Ora che si ritrovano a dover combattere contro il Covid e a dover scontare inefficienze di varia natura, non sono più in grado di eccellere nelle consegne, mentre i paesi occidentali sono penalizzati dall’abbandono di varie filiere di produzione e dai mancati investimenti. Queste carenze porteranno sul medio e lungo periodo ad un ripensamento della globalizzazione, già messa sotto pesante critica per le delocalizzazioni che ha provocato e per i suoi negativi effetti sociali, con una riorganizzazione di filiere più corte e geograficamente localizzate.

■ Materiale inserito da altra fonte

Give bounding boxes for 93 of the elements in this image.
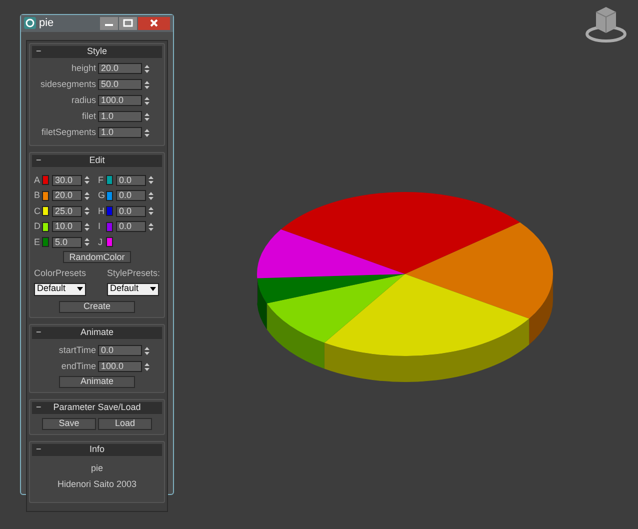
caret-icon xyxy=(77,287,83,291)
collapse-toggle[interactable]: − xyxy=(36,47,46,56)
window-title: pie xyxy=(39,16,55,31)
rollout-title: Info xyxy=(88,445,106,454)
color-swatch[interactable] xyxy=(106,222,113,232)
spinner-arrows-icon[interactable] xyxy=(144,96,150,106)
color-swatch[interactable] xyxy=(42,175,49,186)
number-field[interactable]: 100.0 xyxy=(98,361,142,372)
collapse-toggle[interactable]: − xyxy=(36,328,46,337)
number-field[interactable]: 5.0 xyxy=(52,236,82,248)
rollout-title: Parameter Save/Load xyxy=(52,403,142,412)
file-button[interactable]: Save xyxy=(42,418,96,430)
slice-letter: H xyxy=(98,204,106,218)
viewcube-icon[interactable] xyxy=(584,4,628,44)
spinner-arrows-icon[interactable] xyxy=(84,237,90,248)
slice-letter: E xyxy=(34,236,42,248)
color-swatch[interactable] xyxy=(42,190,49,201)
number-field[interactable]: 25.0 xyxy=(52,206,82,217)
rollout-title: Edit xyxy=(88,156,106,165)
number-field[interactable]: 30.0 xyxy=(52,174,82,186)
rollout-header[interactable]: − Info xyxy=(32,444,162,456)
info-text: Hidenori Saito 2003 xyxy=(57,478,137,491)
number-field[interactable]: 100.0 xyxy=(98,95,142,106)
close-button[interactable] xyxy=(138,16,170,30)
number-field[interactable]: 0.0 xyxy=(116,174,146,186)
spinner-arrows-icon[interactable] xyxy=(148,222,154,232)
spinner-arrows-icon[interactable] xyxy=(84,175,90,186)
slice-letter: I xyxy=(98,220,102,233)
color-swatch[interactable] xyxy=(42,206,49,216)
color-swatch[interactable] xyxy=(42,237,49,248)
spinner-arrows-icon[interactable] xyxy=(84,222,90,232)
spinner-arrows-icon[interactable] xyxy=(148,190,154,201)
random-color-button[interactable]: RandomColor xyxy=(63,251,131,263)
number-field[interactable]: 0.0 xyxy=(116,206,146,217)
spinner-arrows-icon[interactable] xyxy=(144,128,150,138)
slice-letter: C xyxy=(34,204,42,218)
param-label: filet xyxy=(82,110,96,123)
preset-dropdown[interactable]: Default xyxy=(34,282,86,296)
rollout-header[interactable]: − Style xyxy=(32,46,162,58)
slice-letter: D xyxy=(34,220,42,233)
slice-letter: B xyxy=(34,189,42,202)
number-field[interactable]: 0.0 xyxy=(98,345,142,356)
app-icon xyxy=(24,17,36,30)
rollout-title: Animate xyxy=(79,328,115,337)
param-label: filetSegments xyxy=(41,126,96,139)
color-swatch[interactable] xyxy=(106,206,113,216)
preset-label: ColorPresets xyxy=(34,267,86,280)
number-field[interactable]: 50.0 xyxy=(98,79,142,90)
slice-letter: G xyxy=(98,189,106,202)
create-button[interactable]: Create xyxy=(59,300,135,312)
param-label: height xyxy=(71,62,96,75)
spinner-arrows-icon[interactable] xyxy=(84,206,90,216)
spinner-arrows-icon[interactable] xyxy=(144,64,150,74)
spinner-arrows-icon[interactable] xyxy=(148,175,154,186)
color-swatch[interactable] xyxy=(106,175,113,186)
color-swatch[interactable] xyxy=(106,190,113,201)
number-field[interactable]: 1.0 xyxy=(98,127,142,138)
number-field[interactable]: 20.0 xyxy=(52,190,82,202)
number-field[interactable]: 0.0 xyxy=(116,221,146,232)
param-label: sidesegments xyxy=(40,78,96,91)
slice-letter: F xyxy=(98,174,104,186)
spinner-arrows-icon[interactable] xyxy=(144,346,150,356)
number-field[interactable]: 10.0 xyxy=(52,221,82,232)
collapse-toggle[interactable]: − xyxy=(36,156,46,165)
spinner-arrows-icon[interactable] xyxy=(84,190,90,201)
color-swatch[interactable] xyxy=(42,222,49,232)
rollout-header[interactable]: − Animate xyxy=(32,326,162,338)
preset-label: StylePresets: xyxy=(106,267,160,280)
maximize-button[interactable] xyxy=(119,16,137,30)
animate-button[interactable]: Animate xyxy=(59,376,135,388)
slice-letter: A xyxy=(34,174,42,186)
collapse-toggle[interactable]: − xyxy=(36,403,46,412)
spinner-arrows-icon[interactable] xyxy=(148,206,154,216)
rollout-header[interactable]: − Edit xyxy=(32,154,162,166)
param-label: endTime xyxy=(61,360,96,373)
collapse-toggle[interactable]: − xyxy=(36,445,46,454)
spinner-arrows-icon[interactable] xyxy=(144,112,150,122)
preset-dropdown[interactable]: Default xyxy=(106,282,159,296)
number-field[interactable]: 0.0 xyxy=(116,190,146,202)
spinner-arrows-icon[interactable] xyxy=(144,362,150,372)
rollout-title: Style xyxy=(86,47,108,56)
color-swatch[interactable] xyxy=(106,237,113,248)
caret-icon xyxy=(150,287,156,291)
number-field[interactable]: 1.0 xyxy=(98,111,142,122)
number-field[interactable]: 20.0 xyxy=(98,63,142,74)
info-text: pie xyxy=(90,462,103,475)
slice-letter: J xyxy=(98,236,104,248)
rollout-header[interactable]: − Parameter Save/Load xyxy=(32,402,162,414)
minimize-button[interactable] xyxy=(100,16,118,30)
param-label: startTime xyxy=(58,344,96,357)
file-button[interactable]: Load xyxy=(98,418,152,430)
param-label: radius xyxy=(71,94,96,107)
spinner-arrows-icon[interactable] xyxy=(144,80,150,90)
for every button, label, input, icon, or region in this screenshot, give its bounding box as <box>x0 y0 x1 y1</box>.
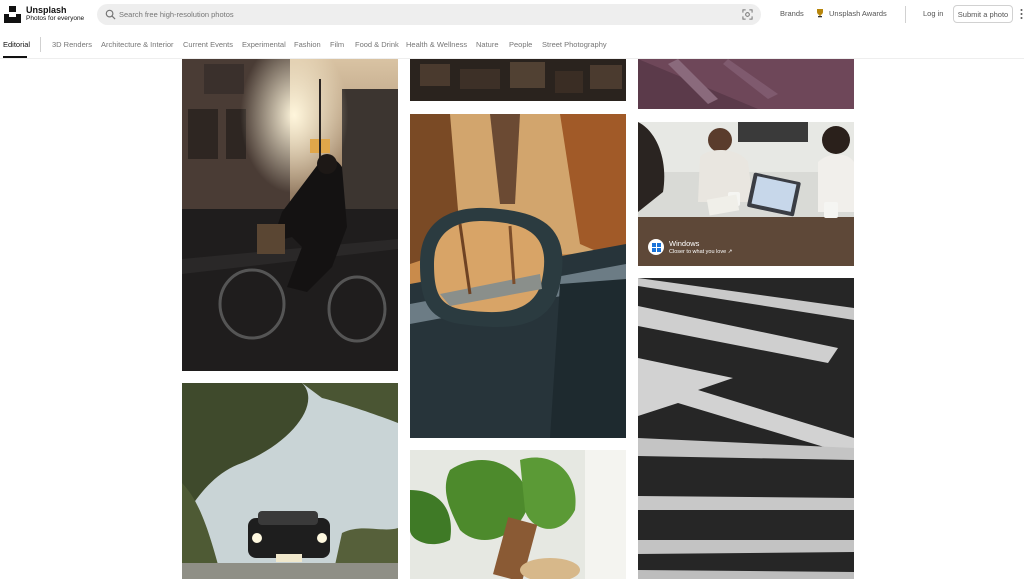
visual-search-icon[interactable] <box>742 9 753 20</box>
more-menu-icon[interactable] <box>1019 8 1024 20</box>
search-icon[interactable] <box>105 9 116 20</box>
photo-cyclist-street[interactable] <box>182 59 398 371</box>
photo-crosswalk[interactable] <box>638 278 854 579</box>
search-input[interactable] <box>119 7 719 22</box>
tab-fashion[interactable]: Fashion <box>294 40 321 49</box>
tab-street-photography[interactable]: Street Photography <box>542 40 607 49</box>
windows-logo-icon[interactable] <box>648 239 664 255</box>
photo-vintage-car[interactable] <box>182 383 398 579</box>
tab-nature[interactable]: Nature <box>476 40 499 49</box>
login-link[interactable]: Log in <box>923 9 943 18</box>
tab-editorial[interactable]: Editorial <box>3 40 30 49</box>
tab-health-wellness[interactable]: Health & Wellness <box>406 40 467 49</box>
ad-title[interactable]: Windows <box>669 239 699 248</box>
header-divider <box>905 6 906 23</box>
brands-link[interactable]: Brands <box>780 9 804 18</box>
submit-photo-button[interactable]: Submit a photo <box>953 5 1013 23</box>
trophy-icon <box>817 9 823 18</box>
photo-purple-abstract[interactable] <box>638 59 854 109</box>
photo-car-mirror[interactable] <box>410 114 626 438</box>
ad-subtitle[interactable]: Closer to what you love ↗ <box>669 249 732 255</box>
active-tab-indicator <box>3 56 27 58</box>
tab-film[interactable]: Film <box>330 40 344 49</box>
brand-tagline: Photos for everyone <box>26 15 85 22</box>
topic-tabs: Editorial 3D Renders Architecture & Inte… <box>0 30 1024 59</box>
tab-experimental[interactable]: Experimental <box>242 40 286 49</box>
awards-link[interactable]: Unsplash Awards <box>829 9 887 18</box>
tabs-divider <box>40 37 41 52</box>
top-header: Unsplash Photos for everyone Brands Unsp… <box>0 0 1024 30</box>
photo-green-plant[interactable] <box>410 450 626 579</box>
brand-name[interactable]: Unsplash <box>26 5 67 15</box>
tab-3d-renders[interactable]: 3D Renders <box>52 40 92 49</box>
tab-architecture-interior[interactable]: Architecture & Interior <box>101 40 174 49</box>
tab-food-drink[interactable]: Food & Drink <box>355 40 399 49</box>
unsplash-logo-icon[interactable] <box>4 6 21 23</box>
tab-current-events[interactable]: Current Events <box>183 40 233 49</box>
photo-stacked-wood[interactable] <box>410 59 626 101</box>
tab-people[interactable]: People <box>509 40 532 49</box>
search-bar[interactable] <box>97 4 761 25</box>
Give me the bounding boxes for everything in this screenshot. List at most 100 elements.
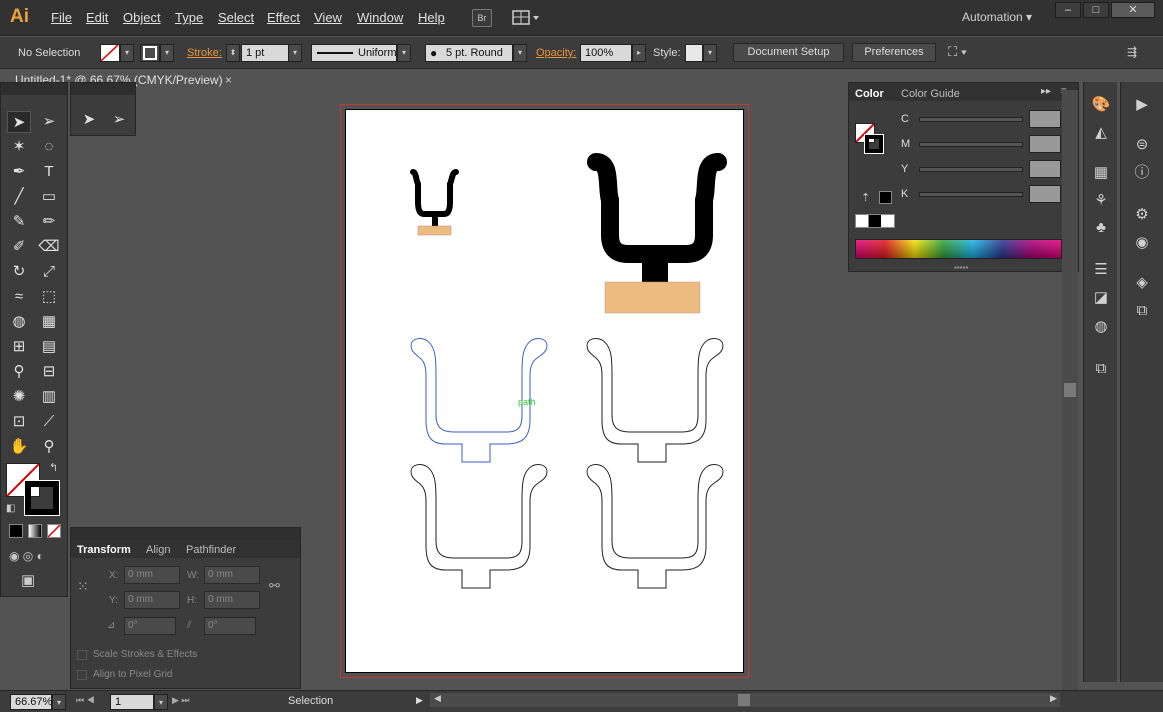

In ogni caso, ritengo che si tratti di un rallentamento modesto sull’aggregato, che potrà solo un po’ ritardare le previsioni di “tornare” ai livelli di PIL pre-Covid a fine 2021-primo trimestre 2022. Il vero problema però non è “tornare” ai livelli precedenti, ma essere capaci di superarli con un processo di sviluppo impostato su basi nuove e sostenibili. È un percorso assai più difficile, ma l’unico che salverà il mondo. Dobbiamo davvero sperare di esserne capaci.